Néanmoins et en dépit de ses efforts, quand la ménagerie atteignit enfin Paris, Chausserouge, à bout d'expédients, avait épuisé son fonds de réserve.

Pour vivre et éteindre son passif, il était désormais réduit aux seules ressources que comportait son travail.

Il retrouva Louise Tabary, vieillie, enlaidie et rendue acariâtre par son persistant insuccès. Si, de son côté, elle n'avait pas mangé complètement l'argent qui lui avait servi à remonter son établissement, elle était dans l'absolue impossibilité de le rendre.

Il était nécessaire au fonctionnement de l'entresort qu'il eût fallu réaliser pour restituer en partie la somme que lui avait laissée le dompteur.

Du reste, sur le Voyage, personne n'avait fait de bonnes affaires, et il n'était bruit que des exécutions de Vermieux, rendu impitoyable par la gêne générale, qui empêchait ses débiteurs de tenir leurs engagements.

Dès lors, Chausserouge connut tout les déboires et toutes les amertumes de la pire des misères, la misère en caravane.

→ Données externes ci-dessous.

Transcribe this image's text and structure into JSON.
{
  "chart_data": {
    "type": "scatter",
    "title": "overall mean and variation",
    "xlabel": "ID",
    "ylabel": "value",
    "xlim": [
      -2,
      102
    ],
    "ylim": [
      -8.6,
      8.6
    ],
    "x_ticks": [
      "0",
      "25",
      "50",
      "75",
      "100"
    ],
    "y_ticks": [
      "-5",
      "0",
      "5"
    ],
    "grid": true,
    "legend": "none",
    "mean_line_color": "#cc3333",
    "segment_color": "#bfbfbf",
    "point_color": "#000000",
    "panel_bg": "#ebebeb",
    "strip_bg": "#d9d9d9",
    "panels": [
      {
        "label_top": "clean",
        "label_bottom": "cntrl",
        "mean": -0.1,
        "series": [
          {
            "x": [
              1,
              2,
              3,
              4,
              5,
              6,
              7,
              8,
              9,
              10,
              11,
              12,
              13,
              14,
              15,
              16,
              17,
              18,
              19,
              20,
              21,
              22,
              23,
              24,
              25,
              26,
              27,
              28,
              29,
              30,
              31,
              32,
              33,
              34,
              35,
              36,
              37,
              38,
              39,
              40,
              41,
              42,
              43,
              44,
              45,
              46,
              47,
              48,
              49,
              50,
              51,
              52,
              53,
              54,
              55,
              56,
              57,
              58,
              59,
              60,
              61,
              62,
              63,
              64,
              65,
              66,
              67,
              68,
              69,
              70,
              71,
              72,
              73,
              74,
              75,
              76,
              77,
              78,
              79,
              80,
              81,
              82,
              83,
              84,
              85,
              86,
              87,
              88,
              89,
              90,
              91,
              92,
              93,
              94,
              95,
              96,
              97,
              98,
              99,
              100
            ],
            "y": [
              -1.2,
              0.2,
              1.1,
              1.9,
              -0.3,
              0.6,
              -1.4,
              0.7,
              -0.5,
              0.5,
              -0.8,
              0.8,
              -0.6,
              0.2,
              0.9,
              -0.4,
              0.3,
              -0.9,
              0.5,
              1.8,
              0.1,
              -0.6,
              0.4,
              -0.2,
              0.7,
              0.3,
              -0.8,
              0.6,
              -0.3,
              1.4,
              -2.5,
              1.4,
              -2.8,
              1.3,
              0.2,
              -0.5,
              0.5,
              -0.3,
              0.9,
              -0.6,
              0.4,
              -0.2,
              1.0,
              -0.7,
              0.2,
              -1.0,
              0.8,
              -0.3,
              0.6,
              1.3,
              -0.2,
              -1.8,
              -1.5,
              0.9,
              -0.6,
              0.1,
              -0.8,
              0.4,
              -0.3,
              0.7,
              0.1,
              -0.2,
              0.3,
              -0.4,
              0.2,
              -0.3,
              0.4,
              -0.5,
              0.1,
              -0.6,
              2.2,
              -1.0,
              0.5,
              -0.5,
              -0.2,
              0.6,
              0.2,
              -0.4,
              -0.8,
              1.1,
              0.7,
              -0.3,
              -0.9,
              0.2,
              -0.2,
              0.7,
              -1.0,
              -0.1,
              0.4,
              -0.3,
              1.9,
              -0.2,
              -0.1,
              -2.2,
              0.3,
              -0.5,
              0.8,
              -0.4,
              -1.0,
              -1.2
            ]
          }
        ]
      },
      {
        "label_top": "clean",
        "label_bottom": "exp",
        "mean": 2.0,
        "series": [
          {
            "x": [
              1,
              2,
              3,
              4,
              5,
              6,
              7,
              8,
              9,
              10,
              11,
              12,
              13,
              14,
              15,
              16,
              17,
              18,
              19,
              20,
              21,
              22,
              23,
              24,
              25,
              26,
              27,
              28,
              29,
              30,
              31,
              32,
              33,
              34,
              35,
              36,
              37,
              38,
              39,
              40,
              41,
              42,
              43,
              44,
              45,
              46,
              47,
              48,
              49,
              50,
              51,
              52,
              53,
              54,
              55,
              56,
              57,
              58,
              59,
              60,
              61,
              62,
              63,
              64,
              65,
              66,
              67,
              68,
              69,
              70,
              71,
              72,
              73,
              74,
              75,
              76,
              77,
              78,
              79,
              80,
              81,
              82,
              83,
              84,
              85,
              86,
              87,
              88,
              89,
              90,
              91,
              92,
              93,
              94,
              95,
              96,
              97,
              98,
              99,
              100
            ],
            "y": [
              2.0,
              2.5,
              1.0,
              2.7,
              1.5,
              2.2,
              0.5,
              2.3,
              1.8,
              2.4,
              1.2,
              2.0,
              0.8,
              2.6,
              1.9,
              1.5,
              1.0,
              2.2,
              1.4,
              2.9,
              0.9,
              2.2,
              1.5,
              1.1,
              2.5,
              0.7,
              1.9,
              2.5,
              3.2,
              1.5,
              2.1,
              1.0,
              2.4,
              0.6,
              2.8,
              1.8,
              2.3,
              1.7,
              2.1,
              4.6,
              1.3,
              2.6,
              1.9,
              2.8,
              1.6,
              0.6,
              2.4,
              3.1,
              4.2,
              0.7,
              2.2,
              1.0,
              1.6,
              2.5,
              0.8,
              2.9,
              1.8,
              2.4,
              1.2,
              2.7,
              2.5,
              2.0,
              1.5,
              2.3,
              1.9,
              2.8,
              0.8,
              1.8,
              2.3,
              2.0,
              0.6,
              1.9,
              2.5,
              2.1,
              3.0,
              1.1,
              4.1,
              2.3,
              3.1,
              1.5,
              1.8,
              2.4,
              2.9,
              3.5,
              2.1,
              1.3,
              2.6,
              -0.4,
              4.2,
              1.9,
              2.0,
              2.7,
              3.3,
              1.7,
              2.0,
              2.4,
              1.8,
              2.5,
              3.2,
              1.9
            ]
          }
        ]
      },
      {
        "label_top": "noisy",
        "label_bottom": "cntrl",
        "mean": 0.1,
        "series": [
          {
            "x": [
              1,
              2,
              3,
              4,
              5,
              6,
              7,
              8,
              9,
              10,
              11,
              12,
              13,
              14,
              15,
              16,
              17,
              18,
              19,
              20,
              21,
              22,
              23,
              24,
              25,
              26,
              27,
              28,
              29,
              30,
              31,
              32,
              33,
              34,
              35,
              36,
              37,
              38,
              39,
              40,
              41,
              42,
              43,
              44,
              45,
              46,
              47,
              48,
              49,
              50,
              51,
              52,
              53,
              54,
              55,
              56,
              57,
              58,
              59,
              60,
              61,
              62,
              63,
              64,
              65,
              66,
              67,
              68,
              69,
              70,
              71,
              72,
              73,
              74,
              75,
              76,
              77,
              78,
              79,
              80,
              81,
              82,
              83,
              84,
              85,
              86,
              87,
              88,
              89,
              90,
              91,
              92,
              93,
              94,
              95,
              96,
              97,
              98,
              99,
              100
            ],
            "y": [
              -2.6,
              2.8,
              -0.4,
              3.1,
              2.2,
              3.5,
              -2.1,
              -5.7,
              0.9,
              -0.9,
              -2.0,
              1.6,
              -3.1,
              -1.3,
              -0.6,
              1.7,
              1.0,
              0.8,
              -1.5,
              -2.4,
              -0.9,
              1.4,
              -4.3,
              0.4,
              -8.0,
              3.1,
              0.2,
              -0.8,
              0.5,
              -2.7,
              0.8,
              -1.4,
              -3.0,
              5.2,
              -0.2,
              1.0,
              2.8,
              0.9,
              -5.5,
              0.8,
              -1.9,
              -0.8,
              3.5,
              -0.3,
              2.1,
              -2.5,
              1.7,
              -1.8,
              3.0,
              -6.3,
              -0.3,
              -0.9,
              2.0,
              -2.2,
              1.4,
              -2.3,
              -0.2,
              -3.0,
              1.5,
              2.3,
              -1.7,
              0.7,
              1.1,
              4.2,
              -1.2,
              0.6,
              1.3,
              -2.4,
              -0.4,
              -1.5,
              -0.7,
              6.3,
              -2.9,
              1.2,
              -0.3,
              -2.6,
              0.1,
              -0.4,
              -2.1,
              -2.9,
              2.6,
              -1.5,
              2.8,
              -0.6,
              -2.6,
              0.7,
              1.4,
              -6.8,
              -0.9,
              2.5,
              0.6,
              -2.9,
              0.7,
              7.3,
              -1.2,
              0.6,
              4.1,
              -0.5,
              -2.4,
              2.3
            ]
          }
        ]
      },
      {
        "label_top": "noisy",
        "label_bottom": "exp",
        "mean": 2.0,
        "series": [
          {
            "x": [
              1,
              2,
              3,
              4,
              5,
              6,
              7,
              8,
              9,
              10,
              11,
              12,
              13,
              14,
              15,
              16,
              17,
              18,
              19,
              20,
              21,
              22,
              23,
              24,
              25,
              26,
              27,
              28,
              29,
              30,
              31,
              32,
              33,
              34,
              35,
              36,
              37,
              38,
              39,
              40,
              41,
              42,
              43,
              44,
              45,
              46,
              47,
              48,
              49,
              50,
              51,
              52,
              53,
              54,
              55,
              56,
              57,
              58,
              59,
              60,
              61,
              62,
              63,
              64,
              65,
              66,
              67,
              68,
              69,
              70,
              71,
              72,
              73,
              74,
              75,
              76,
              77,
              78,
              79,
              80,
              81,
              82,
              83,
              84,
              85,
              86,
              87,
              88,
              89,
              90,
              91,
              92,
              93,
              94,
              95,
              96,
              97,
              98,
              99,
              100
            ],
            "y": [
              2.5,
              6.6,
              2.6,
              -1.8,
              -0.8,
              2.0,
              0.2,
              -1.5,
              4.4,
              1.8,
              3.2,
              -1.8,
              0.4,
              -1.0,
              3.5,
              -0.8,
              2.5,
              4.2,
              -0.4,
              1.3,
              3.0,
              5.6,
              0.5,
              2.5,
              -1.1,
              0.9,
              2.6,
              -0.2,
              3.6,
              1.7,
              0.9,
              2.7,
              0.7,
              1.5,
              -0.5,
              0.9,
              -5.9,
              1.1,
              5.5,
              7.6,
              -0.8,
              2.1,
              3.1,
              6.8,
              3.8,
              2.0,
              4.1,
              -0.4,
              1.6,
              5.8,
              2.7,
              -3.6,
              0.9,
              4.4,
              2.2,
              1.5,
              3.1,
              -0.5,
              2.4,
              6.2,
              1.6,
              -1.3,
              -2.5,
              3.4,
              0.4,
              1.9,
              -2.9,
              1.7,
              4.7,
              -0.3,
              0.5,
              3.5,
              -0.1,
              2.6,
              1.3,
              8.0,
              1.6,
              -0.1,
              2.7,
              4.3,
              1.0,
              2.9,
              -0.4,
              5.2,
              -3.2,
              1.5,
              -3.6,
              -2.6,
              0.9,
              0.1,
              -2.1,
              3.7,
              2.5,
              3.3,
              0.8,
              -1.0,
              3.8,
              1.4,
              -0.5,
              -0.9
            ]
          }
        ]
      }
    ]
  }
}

Aussitôt après son arrivée, Vermieux s'était présenté, non plus en bonhomme heureux de se sacrifier pour être utile à son semblable, mais en créancier à qui on a fait tort et qui tient à sauvegarder ses intérêts.

Il n'avait trop rien dit tant que Chausserouge absent avait échappé par son éloignement même à toute action judiciaire, mais maintenant qu'il l'avait sous la main, il fit valoir ses droits avec la dernière énergie.

Pour donner au dompteur le temps de se refaire, il consentit à proroger l'échéance des prochains billets, mais à la condition que tous ceux échus seraient payés immédiatement, et Chausserouge dut se résigner à la vente de quelques-uns de ses pensionnaires.